Malawi’s security apparatus over the weekend blanketed major towns, cities and other strategic points in an inter-agency operation to root out violent and daring crimes that have shocked the nation.
The operation, which started on Friday and ended Saturday night, was jointly conducted by the Malawi Police Service (MPS), the Immigration Department and—in an unusual involvement in internal security—the Malawi Defence Force (MDF).
Citizens were awed to see menacing security agents in military gear marching or methodically driving around city streets in marked vehicles and manning numerous makeshift roadblocks where they meticulously checked every passing motorist.
The development came barely hours after police officers fasted and held day-long prayers nationwide in search of divine intervention while on duty as the sharp peak in the crime rate shakes the national security establishment and cows the nation.
Inspector General (IG) of Police Lot Dzonzi, a born-again Christian, initiated the prayers, explaining that the police needed to ask God for protection after—among other horrors—two officers were recently brutally killed and several others injured in the course of duty.
During the weekend’s national operation, the law enforcement officers arrested several suspects who were charged with various offences.
They also seized various suspicious items and captured scores of illegal immigrants such as Tanzanians, Congolese, Burundians, Rwandese, Ethiopians, Sudanese and Asians, among others.
In Mzuzu, for example, the joint sweeping exercise on Friday led to the arrest of 162 people and recovery of various items.
Business came to a standstill in the northern city as the joint security force raided markets, which prevented people from entering and going out.
Speaking in an interview on Saturday, Northern Region police spokesperson Maurice Chapola confirmed the arrest of 162 people in the exercise, adding that the operation was, among other things, aimed at confiscating illegal fire arms.

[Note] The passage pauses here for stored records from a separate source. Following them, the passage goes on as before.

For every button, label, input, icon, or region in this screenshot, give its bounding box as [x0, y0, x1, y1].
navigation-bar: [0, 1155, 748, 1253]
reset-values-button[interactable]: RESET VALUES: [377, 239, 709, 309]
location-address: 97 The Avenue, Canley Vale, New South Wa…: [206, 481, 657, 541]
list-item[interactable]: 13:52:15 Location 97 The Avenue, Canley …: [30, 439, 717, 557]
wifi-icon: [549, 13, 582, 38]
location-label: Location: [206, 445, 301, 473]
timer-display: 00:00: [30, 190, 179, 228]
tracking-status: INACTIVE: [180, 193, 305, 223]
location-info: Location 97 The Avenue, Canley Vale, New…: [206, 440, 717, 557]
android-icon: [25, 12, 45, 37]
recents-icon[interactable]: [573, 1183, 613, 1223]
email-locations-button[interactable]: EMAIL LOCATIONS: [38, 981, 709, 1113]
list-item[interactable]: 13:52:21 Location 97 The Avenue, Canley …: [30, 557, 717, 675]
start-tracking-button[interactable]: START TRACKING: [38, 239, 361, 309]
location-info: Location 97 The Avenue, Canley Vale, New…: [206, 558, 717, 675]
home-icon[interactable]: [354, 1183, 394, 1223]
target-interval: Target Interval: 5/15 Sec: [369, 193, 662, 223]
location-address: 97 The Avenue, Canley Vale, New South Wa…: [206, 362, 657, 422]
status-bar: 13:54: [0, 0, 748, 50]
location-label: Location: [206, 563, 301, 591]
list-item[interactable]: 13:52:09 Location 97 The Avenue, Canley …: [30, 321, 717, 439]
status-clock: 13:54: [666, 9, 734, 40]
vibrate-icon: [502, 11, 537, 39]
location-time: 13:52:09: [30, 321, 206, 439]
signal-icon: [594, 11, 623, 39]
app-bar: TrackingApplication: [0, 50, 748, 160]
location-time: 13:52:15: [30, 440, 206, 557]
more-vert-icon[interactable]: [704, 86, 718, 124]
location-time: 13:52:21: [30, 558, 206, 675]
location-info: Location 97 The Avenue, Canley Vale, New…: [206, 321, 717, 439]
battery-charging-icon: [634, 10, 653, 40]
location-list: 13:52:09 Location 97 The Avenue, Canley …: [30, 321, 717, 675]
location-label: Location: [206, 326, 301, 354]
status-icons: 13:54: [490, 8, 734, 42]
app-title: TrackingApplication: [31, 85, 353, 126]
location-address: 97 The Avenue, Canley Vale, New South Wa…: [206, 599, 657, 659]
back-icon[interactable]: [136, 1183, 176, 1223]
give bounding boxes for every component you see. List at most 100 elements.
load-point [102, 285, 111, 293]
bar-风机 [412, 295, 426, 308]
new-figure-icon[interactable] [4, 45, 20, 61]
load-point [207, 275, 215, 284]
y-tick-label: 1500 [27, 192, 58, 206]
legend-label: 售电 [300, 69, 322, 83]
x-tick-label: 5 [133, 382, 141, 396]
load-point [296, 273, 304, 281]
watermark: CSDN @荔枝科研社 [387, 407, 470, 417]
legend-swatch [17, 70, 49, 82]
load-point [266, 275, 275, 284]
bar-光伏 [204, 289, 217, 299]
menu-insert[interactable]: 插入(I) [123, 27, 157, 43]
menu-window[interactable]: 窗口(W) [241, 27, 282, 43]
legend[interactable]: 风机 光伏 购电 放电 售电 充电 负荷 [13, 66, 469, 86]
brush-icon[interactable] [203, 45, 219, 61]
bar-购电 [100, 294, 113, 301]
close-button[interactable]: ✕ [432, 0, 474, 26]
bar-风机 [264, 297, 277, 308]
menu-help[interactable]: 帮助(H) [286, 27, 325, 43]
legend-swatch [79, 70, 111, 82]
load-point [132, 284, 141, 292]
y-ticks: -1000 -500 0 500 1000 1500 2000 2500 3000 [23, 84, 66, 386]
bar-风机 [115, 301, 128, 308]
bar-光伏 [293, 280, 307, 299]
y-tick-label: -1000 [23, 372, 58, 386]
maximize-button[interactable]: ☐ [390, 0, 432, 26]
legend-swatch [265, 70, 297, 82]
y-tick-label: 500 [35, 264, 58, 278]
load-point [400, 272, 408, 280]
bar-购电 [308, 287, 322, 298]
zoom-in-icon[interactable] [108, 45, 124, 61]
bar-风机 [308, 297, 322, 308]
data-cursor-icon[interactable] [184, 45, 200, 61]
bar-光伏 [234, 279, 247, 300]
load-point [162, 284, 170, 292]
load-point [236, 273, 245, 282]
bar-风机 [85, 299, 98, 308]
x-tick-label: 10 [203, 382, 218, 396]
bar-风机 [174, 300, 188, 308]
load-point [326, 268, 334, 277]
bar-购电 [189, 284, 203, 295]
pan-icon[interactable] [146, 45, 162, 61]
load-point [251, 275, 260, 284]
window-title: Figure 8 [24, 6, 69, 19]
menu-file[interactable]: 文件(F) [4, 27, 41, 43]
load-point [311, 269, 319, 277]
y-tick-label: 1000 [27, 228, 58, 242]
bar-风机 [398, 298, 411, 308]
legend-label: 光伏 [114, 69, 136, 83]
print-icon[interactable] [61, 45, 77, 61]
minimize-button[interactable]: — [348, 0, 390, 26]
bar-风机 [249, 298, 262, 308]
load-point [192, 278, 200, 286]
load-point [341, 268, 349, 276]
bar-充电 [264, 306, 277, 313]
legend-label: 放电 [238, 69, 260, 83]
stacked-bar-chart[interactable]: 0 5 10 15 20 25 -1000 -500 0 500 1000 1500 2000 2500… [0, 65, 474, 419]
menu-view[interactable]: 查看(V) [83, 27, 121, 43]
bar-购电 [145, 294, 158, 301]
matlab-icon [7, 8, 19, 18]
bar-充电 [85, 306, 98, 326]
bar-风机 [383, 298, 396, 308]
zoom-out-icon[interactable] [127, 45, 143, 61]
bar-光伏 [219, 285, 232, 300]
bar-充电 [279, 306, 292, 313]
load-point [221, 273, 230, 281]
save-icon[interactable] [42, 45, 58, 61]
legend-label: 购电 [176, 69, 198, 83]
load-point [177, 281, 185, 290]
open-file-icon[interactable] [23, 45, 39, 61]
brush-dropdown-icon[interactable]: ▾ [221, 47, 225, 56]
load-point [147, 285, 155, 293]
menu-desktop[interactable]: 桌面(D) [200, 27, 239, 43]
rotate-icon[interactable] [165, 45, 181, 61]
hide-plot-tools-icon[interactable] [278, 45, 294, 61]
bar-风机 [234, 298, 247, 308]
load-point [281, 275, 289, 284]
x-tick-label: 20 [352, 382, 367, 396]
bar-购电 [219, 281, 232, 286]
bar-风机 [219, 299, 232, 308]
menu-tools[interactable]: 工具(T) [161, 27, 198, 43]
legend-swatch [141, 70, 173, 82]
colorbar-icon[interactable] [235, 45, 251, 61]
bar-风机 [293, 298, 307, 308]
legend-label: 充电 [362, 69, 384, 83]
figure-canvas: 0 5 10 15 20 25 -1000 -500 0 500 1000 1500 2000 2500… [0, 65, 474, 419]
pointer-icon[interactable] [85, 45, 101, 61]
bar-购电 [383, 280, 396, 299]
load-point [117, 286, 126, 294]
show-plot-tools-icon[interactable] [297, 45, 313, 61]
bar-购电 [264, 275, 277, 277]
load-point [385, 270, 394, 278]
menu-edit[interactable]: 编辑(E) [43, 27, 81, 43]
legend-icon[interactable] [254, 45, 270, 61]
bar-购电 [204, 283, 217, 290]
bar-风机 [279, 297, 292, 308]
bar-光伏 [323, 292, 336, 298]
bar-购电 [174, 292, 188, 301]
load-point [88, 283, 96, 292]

During the exercise, one was found in possession of a police uniform, 12 for being found with counterfeit products, 17 for possessing property suspected to have been stolen, two for illegal entry and others for rogue and vagabond.
“[Other] items confiscated during the operation are six laptops, three bicycles, 21 jerry canes of engine oil, kitchen utensils and motor vehicle spare parts,” said Chapola.
Asked to explain the objectives of the weekend’s mission and whether they were met, IG Dzonzi said in an interview yesterday that he would hold a press conference today to brief Malawians on the operation.
He said: “There was indeed an out-of-ordinary presence of police officers and other law enforcement officers on the streets and other points. This is in response to public outcries about the state of security in the country. For now, that is what I can say, but the rest will be communicated after an operational brief tomorrow [today].”
But the seriousness of the operation as indicated by the IG appears to have been lost on the principal secretary for Home Affairs and Internal Security Beston Chisamile, who—in a separate interview yesterday—downplayed the exercise, describing it as normal.
“This is not the first time government has done that. In fact, in security, there are always situations where there is need for such operations. You are also aware of what the country has experienced in the last few months, so it also required a joint operation to offset what had been happening. But it was just a normal operation,” explained Chisamile.
In recent weeks, the country has witnessed a significant rise in crime, particularly in urban areas, since President Peter Mutharika came to power in May 2014.
Robbers have even been attacking people and various places during daytime, thereby creating fear and panic among Malawians.
The fearlessness of the perpetrators has been as shocking as the frequency of their crimes.
Just last week, robbers broke into and attempted to steal at the Vice-President’s official residence in Blantyre, raising questions of how safe citizens are if the home of the second most powerful man on the land—Saulos Chilima—can be violated so easily.
Two weeks ago, Standard Bank Mzuzu Branch was also robbed of over K500 million by gun slingers.
The bank job prompted Mutharika to declare war on crime and announced that as a starting point, government had bought 50 vehicles to equip the police to effectively respond to the crime concerns.
Meanwhile, Centre for Human Rights and Rehabilitation (CHRR) and Centre for the Development of People (Cedep) have called on the Mutharika administration to design long-lasting measures to address the growing insecurity in the country.
In a joint statement issued on Thursday signed by CHRR executive director Timothy Mtambo and Cedep head Gift Trapence, the two bodies bemoaned a series of robberies, loss of lives to crime and arson cases on Mutharika’s watch.